General: We now use the automated methylHg system MERX-M (Brooks Rand, Seattle, WA) interfaced with our ICP-MS instruments. The MERX consists of an autosampler, a purge and trap unit and a packed gas chromatography unit, and uses EPA method 1630 where ethylation with NaBH4 converts methylHg and inorganic Hg to the volatile ethylated derivatives. These volatile species are then purged with an inert gas (ultra pure N2) and trapped on Tenax traps. The Tenax traps are then thermally desorbed and the ethylated Hg species are carried in a Ar/Xe gas stream onto a packed gas chromatography column heated isothermally at 36 C. The effluent flow from the column is directed to an ICP-MS, which serves as an element specific detector to generate chromatograms for 199Hg, 201Hg, and202Hg. We use isotope dilution for quantification so all samples are spiked prior to analysis with an appropriate amount of enriched 199Hg2+ and CH3201Hg+.

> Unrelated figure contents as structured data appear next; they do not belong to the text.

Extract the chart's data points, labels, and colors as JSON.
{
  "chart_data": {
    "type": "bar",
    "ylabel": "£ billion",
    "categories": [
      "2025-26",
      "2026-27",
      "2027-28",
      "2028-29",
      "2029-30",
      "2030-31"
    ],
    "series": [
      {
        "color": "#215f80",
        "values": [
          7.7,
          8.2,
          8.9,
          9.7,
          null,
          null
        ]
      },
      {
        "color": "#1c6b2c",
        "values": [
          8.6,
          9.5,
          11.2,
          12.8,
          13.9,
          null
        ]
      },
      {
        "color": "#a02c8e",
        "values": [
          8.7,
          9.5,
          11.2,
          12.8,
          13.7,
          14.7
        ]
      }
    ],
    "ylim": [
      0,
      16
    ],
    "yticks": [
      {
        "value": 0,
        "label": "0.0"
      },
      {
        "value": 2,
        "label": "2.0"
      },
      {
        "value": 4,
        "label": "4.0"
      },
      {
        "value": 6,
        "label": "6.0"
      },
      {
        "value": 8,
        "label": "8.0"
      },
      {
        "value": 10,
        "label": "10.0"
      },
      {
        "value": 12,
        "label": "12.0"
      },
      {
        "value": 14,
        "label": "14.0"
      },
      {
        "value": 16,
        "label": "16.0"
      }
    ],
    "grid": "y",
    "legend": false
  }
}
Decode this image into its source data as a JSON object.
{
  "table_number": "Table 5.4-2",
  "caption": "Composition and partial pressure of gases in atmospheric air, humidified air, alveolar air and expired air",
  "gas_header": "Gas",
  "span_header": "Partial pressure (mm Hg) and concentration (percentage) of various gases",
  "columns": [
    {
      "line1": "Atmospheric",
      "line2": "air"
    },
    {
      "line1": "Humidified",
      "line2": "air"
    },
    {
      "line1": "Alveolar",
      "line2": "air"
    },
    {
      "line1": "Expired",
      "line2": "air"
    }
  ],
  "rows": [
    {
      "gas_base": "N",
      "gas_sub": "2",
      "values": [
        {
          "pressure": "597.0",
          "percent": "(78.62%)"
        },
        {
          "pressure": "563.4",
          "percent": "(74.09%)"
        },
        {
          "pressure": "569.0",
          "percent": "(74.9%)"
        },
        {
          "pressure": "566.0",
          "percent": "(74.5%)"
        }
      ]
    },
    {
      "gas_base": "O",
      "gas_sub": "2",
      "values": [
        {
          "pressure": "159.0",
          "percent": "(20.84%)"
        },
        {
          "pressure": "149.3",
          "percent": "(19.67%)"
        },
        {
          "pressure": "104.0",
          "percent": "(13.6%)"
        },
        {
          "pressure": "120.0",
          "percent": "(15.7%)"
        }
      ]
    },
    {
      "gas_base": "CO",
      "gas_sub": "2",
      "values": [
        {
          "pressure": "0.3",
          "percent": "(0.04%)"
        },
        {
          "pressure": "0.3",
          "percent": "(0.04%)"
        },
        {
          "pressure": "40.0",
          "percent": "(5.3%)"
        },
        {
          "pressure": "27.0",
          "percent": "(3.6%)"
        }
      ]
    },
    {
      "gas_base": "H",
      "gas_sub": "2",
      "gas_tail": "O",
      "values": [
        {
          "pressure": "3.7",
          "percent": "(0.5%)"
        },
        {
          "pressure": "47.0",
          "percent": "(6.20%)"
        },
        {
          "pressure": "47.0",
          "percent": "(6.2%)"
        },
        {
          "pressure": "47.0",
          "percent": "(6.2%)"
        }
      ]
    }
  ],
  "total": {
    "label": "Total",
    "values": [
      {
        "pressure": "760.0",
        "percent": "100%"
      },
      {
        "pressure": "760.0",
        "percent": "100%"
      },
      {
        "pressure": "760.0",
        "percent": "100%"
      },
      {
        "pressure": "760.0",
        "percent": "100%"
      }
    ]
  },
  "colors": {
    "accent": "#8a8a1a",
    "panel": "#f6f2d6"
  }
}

Water samples are poured into pre-weighed 40 ml glass autosampler tubes and the weight of sample recorded. An appropriate amount of enriched isotope spike for each Hg species is then added to the sample and the weight of each spike is recorded. The sample is buffered with a citrate buffer (300 μl of 2M buffer) and the ethylating reagent (40 μl of 1% NaBH4) is added. The samples are then run directly on the MERX-ICP-MS system. Low level inorganic Hg determination ( < 1 ppt) is presently not reliably measured by this technique in our laboratory because of analytical blank issues. No such issues are present for methylHg which can be measured accurately to low pg/L concentrations.
Biological tissues are extracted in a 25% KOH/methanol solution. Approximately 50 mg sample is weighted into an amber glass vial and the enriched spikes are added and their weights recorded. Three ml of 25% KOH/methanol extractant is added and the sample is shaken overnight. A 50 μl aliquot of the extracted sample solution is then added to the 40 ml MERX autosampler vial and 40 ml DI is added to fill the vial. The vial is then buffered and ethylated and analysed as described above for water analysis.
Soil and Sediment samples are analyzed separately for methylHg and total Hg. Due to the very large ratio of inorganic Hg to methyl Hg in soils and sediments, the species have to be separated and analyzed individually. For methylHg determination, 0.5 g of sediment is weighted into a PP tube, along with the single isotope methylHg spike. Five ml of 18%KBr and 5% H2SO4 and 1 ml of 1M CuSO4 are added to each sample, then vials are capped and shaken for 1 hr. A 5 mL aliquot of CH2Cl2 is then added to each sample, and the samples are shaken for another hour. Samples are centrifuged at 3000 rpm for 15 min. then the CH2Cl2 fraction (containing methylHg) extracted with a pipette and transferred to another PP vial. Ten ml of DI water is added to each vial and the vial is placed in a warm water bath and bubbled with Ar until all of the CH2Cl2 has evaporated. Samples are then transferred to 40 ml amber glass vials buffered, ethylated and filled with DI water prior to analysis.
More in depth descriptions of our Hg speciation methods are published in:
Jackson, B., V Taylor, R.A. Baker, E. Miller. 2009. Low level mercury speciation in freshwaters by isotope dilution GC-ICP-MS. Environ. Sci. Technol. 43, 2463–2469
Taylor, V.F., B.P. Jackson, C.Y. Chen, 2008. Mercury speciation and total trace element determination of low-biomass biological samples. Anal. Bioanal. Chem. 392:1283–1290.
Taylor, V.F., Carter, A., Davies, C., Jackson, B.P. 2011.Trace-level automated mercury speciation analysis. Analytical Methods. 3, 1143-1148.